Likewise, where is the upside in a contract impasse that went a full 12 months or the Brownlow fever which Martin admits took a mental toll in the back end of the season?

More twists and turns in his father’s case seem inevitable but if Shane returned to Australia it couldn’t be bad for his son’s football.

And a settled future in which Martin isn’t battling the media - as he did at Mark Williams’ MCG press conference this year - also bodes well for an uncluttered mind.

DURABILITY


Martin played every game for Richmond last year, the fifth such occurence in his eight seasons at the Tigers.

Nat Fyfe put together one of the most electric seasons in recent history as a 2015 Brownlow Medallist then played five games due to injury the next year.

While an ACL or season-ending injury is only a tackle or nasty fall away for any player, Martin is one of the AFL’s most durable players.

He played sore with a groin in several games this year but judging by his history at least a player who has missed only four of 182 possible games has a good starting point.

VERSATILITY

The most remarkable aspect of Martin’s mind-blowing year is rivals basically gave up tagging him.

Only five players played more than 40 minutes on him - Fyfe (Round 8), Dyson Heppell (Round 10), Ed Curnow (Round 14), Dayne Beams (Round 17), Matt Kennedy (Round 18).

Probably only Curnow’s 70 minutes in Round 14 was a pure tag, with Cam Guthrie’s excellent run-with role in the qualifying final curtailed by injury.

So do rivals go the hard tag in 2018 when he plays midfield, aware their strategy didn’t work last season?

Will they begin to attack him physically, an approach which rarely came this year?

Surely when all else fails some teams will put Martin in the gun with a whole-of-team approach that sees him buffeted at every stoppage.

Champion Data records that Martin played midfield-forward in a 71 per cent v 29 per cent mix.

Often he racked up midfield touches then played centre-forward or even as an isolated forward who was impossible to guard.

It is why he ranked second for score involvements, third for score assists (1.8) and third amongst mids for goals.

MATURITY


The reports are that Martin grew sick of partying in Las Vegas this off-season.

But who hasn’t had a mid-holiday epiphany when the bright lights of the Strip caught up with them?

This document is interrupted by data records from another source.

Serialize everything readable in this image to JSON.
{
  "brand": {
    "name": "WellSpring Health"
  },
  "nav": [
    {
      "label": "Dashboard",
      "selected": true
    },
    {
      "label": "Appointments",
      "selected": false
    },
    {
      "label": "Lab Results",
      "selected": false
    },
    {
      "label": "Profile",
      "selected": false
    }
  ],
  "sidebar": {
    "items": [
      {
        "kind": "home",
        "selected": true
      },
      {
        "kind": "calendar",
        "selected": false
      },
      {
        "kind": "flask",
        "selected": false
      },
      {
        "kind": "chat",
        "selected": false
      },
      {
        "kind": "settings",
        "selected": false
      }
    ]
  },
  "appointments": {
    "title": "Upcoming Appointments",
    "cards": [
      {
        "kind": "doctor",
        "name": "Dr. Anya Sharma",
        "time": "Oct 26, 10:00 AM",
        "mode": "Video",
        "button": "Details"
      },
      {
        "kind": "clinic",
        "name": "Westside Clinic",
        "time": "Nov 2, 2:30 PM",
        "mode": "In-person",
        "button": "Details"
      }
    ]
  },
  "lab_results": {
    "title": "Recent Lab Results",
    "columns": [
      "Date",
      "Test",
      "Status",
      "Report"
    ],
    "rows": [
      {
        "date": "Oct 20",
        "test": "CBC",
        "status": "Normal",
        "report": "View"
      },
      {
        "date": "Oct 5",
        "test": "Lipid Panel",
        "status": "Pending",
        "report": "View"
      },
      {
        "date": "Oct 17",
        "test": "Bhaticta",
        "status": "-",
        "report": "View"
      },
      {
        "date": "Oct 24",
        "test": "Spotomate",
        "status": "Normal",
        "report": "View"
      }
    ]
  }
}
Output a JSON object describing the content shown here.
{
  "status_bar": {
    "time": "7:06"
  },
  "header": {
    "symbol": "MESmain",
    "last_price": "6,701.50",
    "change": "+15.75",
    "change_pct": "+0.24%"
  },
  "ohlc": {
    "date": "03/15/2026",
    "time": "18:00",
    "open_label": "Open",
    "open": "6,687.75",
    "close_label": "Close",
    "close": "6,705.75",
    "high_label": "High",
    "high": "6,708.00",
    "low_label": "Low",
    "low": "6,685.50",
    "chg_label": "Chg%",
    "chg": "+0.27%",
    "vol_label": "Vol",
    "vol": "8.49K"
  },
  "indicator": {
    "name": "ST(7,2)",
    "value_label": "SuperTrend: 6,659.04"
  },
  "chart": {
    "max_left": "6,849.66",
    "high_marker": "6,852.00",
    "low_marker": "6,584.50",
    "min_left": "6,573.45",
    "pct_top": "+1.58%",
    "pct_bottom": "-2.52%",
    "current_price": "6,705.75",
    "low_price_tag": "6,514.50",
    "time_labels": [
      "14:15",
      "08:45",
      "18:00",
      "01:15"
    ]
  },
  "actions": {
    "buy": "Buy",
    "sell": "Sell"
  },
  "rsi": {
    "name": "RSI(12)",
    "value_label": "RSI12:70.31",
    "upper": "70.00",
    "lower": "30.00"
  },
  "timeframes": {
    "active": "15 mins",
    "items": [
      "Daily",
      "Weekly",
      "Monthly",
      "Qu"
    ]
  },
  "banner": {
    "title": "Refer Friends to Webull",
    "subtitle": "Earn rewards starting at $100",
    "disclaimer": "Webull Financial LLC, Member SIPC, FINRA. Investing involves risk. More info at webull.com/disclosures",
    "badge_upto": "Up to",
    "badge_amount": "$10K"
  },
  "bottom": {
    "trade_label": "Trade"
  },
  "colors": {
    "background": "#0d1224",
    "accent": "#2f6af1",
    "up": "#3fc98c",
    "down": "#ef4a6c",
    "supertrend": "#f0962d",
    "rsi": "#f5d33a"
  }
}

What is more encouraging is that Martin took his preparation into his own hands this year.

He spent time with a mindfulness expert and boxed to add another layer to his preparation, while there wasn’t even a whiff of controversy over late-night sightings.

He isn’t married with three kids and a labrador yet, but Dusty’s maturity means his greatest enemy isn’t his off-field actions any more.

MOTIVATION

Martin has already told friends he is aware of the weight of his contract and his responsibility to Richmond for the money the Tigers have paid him.

As his manager Ralph Carr said the day after striking the seven-year deal: “my priority is to do whatever I can to help them get the best out of Dusty”.

Martin has returned from holidays in good shape, has never had a dramatic form slump, and plays for a team which has made finals four of the past five years.

A player who once said he was born to play footy genuinely seems to love AFL and has never been tighter with his teammates.

None of it guarantees anything, but when Richmond weighed the risks of paying him all that money they had to be considerations.

RECENT HISTORY


Of the past 10 winners of the Brownlow Medal (excluding Jobe Watson), Fyfe’s injury-plagued season the following year was a train wreck.

Trent Cotchin’s finished only fifth in the 2013 Jack Dyer Medal after his brilliant 2012 season, later rewarded with a retrospective Brownlow.

But every other winner backed up their Brownlow year.

Patrick Dangerfield nearly polled more votes than Dusty this year, Matt Priddis nearly pipped Fyfe with 28 votes the year after his 2014 Brownlow.

Gary Ablett Jr was 10 lengths clear when a Round 16 injury curtailed his 2014 season, still polling 22 votes.

All of Sam Mitchell, Chris Judd, Gary Ablett (2010 and 2014) did themselves proud as the reigning Brownlow medallist.